Much like Olympic medals, the paper certificates are designed by the host country. Early diplomas were quite ornate; the ones awarded at the 1896 Athens Games depicted Greek mythological figures next to the Acropolis. Modern designs, however, are typically more minimalistic, largely featuring text on a white or off-white background.

 

Each diploma includes details such as the athlete’s name, the event, and where they placed. The diplomas for the top three medalists have a gold, silver, or bronze background relative to their position. By comparison, diplomas given to athletes who finish fourth through eighth feature an uncolored background. 

 

The diplomas are sometimes sent by mail, while others are presented to the athlete in ceremonies held by their own national organizing committees after the competition. Still, some Olympians are surprised to find out Olympic diplomas even exist.

 

The Olympic marathon used to be roughly 1.2 miles shorter.

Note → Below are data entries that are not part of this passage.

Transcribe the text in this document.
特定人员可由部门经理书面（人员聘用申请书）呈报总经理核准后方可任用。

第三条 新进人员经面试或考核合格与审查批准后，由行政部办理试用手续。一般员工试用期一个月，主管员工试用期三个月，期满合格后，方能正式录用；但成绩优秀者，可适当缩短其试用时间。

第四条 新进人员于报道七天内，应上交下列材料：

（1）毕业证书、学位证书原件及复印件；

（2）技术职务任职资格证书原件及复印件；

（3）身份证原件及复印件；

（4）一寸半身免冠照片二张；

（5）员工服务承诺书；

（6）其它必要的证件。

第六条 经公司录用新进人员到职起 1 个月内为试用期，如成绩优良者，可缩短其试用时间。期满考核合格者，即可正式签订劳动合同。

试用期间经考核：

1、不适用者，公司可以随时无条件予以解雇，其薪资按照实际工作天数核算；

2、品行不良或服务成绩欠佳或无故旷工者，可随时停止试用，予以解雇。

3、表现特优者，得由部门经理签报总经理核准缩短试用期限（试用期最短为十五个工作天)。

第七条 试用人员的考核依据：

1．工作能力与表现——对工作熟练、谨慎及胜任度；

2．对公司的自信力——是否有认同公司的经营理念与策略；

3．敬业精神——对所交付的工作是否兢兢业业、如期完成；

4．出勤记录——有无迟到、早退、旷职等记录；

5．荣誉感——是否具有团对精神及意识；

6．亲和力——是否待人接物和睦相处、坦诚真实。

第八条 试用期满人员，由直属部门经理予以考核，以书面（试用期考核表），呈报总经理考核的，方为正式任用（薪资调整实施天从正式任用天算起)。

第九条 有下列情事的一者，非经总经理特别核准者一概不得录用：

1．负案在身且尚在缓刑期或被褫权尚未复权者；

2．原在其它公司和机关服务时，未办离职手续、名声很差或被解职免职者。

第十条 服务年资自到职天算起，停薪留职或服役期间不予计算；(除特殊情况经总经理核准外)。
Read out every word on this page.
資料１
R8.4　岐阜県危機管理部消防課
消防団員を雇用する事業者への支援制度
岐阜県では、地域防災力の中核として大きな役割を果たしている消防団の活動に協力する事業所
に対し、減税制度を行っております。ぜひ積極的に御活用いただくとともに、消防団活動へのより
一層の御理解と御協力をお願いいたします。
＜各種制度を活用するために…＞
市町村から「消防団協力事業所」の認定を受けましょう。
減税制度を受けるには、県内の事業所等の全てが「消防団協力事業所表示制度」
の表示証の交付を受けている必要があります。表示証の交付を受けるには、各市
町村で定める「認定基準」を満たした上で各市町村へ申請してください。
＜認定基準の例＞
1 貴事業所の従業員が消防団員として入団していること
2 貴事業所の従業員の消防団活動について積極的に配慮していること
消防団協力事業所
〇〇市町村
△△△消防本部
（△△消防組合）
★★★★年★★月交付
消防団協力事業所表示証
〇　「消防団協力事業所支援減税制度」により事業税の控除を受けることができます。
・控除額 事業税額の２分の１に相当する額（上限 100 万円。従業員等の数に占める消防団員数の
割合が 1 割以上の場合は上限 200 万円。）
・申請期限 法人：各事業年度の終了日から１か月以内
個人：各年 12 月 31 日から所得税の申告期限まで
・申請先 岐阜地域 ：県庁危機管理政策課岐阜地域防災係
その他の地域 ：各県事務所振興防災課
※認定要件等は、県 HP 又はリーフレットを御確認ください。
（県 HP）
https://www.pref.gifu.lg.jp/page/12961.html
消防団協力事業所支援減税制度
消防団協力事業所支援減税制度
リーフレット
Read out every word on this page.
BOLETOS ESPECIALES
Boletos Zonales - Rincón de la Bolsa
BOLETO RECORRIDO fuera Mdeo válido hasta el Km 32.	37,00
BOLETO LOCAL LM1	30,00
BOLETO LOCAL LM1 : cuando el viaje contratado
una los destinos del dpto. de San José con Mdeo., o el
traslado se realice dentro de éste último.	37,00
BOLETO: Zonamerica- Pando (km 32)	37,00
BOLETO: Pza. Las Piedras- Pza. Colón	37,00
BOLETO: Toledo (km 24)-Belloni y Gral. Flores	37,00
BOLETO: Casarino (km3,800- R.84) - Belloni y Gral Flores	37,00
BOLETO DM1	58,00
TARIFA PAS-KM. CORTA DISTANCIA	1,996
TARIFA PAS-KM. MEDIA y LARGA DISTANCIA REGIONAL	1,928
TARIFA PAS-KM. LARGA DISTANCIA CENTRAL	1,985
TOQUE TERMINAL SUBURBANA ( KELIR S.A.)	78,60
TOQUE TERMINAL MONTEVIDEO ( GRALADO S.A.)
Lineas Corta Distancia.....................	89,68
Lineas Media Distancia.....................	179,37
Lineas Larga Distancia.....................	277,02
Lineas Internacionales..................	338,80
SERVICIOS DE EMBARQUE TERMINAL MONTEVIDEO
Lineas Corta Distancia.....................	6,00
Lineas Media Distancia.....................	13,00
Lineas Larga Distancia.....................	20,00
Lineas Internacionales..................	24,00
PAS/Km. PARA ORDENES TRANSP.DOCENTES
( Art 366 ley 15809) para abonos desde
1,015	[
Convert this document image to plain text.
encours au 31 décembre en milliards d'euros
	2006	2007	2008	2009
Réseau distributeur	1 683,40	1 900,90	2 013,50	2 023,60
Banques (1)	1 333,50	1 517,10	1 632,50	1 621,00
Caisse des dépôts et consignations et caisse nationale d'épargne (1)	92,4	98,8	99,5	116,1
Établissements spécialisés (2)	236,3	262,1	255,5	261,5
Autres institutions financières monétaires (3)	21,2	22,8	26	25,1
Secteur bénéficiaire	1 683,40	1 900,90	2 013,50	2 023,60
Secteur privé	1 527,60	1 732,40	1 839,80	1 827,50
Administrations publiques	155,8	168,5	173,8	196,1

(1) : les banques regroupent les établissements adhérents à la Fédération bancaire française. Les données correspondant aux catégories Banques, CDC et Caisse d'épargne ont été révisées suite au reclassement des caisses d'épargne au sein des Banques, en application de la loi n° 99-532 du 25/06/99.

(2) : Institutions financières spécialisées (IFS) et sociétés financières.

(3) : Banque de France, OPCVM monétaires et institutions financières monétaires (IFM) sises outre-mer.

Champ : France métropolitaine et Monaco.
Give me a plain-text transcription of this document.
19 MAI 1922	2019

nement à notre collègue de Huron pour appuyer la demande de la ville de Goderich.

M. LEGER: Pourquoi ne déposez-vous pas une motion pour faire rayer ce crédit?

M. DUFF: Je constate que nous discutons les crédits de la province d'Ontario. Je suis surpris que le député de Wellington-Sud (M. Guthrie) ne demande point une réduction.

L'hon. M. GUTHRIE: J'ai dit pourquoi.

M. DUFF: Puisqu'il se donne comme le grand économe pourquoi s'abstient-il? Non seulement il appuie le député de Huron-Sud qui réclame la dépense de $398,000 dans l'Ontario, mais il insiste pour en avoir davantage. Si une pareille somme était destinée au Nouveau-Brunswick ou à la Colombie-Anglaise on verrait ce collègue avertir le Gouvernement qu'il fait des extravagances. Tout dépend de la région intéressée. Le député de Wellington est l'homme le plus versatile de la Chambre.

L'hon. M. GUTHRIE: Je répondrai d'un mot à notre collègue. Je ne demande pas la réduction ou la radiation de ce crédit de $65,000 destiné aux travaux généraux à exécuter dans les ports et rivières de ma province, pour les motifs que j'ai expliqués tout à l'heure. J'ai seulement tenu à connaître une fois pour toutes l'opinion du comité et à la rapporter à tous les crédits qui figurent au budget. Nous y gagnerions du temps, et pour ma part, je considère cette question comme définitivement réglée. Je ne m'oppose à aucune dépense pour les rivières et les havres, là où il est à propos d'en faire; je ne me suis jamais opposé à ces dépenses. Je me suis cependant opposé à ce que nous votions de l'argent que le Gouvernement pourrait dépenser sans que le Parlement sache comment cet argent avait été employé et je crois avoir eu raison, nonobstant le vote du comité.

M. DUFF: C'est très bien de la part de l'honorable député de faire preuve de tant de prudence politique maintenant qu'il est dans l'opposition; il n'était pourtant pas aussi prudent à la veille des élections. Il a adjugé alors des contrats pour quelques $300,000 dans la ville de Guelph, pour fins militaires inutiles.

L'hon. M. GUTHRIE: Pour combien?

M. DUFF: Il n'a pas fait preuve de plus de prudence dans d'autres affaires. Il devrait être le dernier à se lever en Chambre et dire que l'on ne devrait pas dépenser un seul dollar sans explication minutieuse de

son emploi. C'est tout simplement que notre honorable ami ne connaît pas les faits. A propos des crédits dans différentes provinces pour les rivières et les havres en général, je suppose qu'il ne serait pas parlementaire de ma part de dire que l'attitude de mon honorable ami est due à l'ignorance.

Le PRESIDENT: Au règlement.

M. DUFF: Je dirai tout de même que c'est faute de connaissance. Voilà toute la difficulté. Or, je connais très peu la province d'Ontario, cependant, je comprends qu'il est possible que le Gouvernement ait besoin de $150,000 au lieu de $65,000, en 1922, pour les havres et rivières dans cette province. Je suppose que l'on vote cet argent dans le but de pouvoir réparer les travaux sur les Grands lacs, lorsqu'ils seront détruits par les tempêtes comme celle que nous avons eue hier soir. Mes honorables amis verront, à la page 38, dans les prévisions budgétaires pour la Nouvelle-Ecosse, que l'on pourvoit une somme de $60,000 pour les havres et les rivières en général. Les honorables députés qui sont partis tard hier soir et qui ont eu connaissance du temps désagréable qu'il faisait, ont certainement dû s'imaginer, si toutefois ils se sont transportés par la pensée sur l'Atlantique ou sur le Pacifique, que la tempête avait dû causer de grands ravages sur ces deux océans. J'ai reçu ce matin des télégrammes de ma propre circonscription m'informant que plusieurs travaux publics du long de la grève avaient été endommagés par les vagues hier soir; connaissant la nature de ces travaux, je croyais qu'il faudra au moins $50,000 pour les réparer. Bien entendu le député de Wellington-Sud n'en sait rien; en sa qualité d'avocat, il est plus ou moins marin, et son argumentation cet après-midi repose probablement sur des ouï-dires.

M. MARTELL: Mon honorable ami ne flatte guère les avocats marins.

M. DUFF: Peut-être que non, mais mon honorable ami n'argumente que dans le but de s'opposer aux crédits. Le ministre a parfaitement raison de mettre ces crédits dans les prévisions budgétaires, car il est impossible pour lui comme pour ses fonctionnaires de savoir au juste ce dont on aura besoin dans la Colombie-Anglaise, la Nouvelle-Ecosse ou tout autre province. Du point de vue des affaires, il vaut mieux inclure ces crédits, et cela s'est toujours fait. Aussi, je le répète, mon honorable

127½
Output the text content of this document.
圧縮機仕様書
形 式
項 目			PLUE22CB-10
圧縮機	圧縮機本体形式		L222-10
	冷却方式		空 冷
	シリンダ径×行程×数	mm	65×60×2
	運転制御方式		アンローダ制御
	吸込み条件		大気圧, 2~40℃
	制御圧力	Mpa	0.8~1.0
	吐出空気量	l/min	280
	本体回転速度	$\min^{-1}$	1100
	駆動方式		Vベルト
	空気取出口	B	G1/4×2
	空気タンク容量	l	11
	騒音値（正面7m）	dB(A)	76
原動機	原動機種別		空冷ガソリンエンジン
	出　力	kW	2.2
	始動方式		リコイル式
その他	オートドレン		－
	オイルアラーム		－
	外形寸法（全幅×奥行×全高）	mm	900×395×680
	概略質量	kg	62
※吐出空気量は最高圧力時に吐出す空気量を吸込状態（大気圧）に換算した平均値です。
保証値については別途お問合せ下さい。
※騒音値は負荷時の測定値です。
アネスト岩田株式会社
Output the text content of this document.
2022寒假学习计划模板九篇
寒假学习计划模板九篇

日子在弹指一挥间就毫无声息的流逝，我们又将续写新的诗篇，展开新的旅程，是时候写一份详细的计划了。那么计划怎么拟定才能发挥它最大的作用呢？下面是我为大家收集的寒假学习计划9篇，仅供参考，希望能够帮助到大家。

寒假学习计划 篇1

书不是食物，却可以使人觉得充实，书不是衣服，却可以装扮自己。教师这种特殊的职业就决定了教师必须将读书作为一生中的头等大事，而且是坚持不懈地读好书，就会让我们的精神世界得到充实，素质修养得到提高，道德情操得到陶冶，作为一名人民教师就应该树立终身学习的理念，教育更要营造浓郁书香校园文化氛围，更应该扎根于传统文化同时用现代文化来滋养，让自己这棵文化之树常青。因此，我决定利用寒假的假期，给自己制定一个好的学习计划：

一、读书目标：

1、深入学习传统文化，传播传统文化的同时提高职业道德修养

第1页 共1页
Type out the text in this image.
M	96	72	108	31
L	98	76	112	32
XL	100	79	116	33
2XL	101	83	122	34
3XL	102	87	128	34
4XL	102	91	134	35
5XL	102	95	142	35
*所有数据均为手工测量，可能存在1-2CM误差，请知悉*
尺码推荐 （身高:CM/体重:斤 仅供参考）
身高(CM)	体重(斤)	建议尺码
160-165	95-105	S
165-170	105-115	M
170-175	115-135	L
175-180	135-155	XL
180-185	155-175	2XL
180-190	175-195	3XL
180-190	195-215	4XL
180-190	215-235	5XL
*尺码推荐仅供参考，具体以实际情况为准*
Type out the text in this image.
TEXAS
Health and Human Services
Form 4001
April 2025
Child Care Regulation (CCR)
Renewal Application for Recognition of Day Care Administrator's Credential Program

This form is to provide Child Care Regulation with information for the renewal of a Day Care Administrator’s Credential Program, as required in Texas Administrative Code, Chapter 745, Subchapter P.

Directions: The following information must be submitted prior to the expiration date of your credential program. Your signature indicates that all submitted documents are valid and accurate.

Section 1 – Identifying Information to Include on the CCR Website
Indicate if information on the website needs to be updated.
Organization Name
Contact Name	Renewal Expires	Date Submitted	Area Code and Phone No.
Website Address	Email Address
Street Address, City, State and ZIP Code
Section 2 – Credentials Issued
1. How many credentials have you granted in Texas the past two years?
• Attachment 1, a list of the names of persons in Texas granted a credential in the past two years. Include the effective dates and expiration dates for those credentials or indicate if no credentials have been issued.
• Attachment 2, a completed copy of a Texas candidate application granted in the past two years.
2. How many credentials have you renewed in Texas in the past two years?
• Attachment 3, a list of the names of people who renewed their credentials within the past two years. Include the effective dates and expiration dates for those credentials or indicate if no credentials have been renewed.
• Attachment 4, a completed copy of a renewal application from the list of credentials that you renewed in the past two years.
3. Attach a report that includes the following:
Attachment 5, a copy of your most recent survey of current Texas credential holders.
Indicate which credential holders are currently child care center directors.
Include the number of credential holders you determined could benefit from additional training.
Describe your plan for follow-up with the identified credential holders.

The length of a marathon at the first three modern Olympic Games was measured at around 25 miles, a distance inspired by the ancient Greek legend of Pheidippides, a heroic courier who ran 25 miles from Marathon to Athens to deliver news of a wartime victory.

 

But the length of the race was extended to 26.2 miles at the 1908 London Summer Games. That decision was made by the British Olympic Committee, who wanted the race to start at Windsor Castle and end right in front of the royal box at Olympic Stadium so the royal family could have the best view of the finish. The 26.2-mile distance was eventually standardized in 1921 for all future Olympic marathons.

 

Source: Athletes who place in the top eight of an Olympic event receive an Olympic diploma.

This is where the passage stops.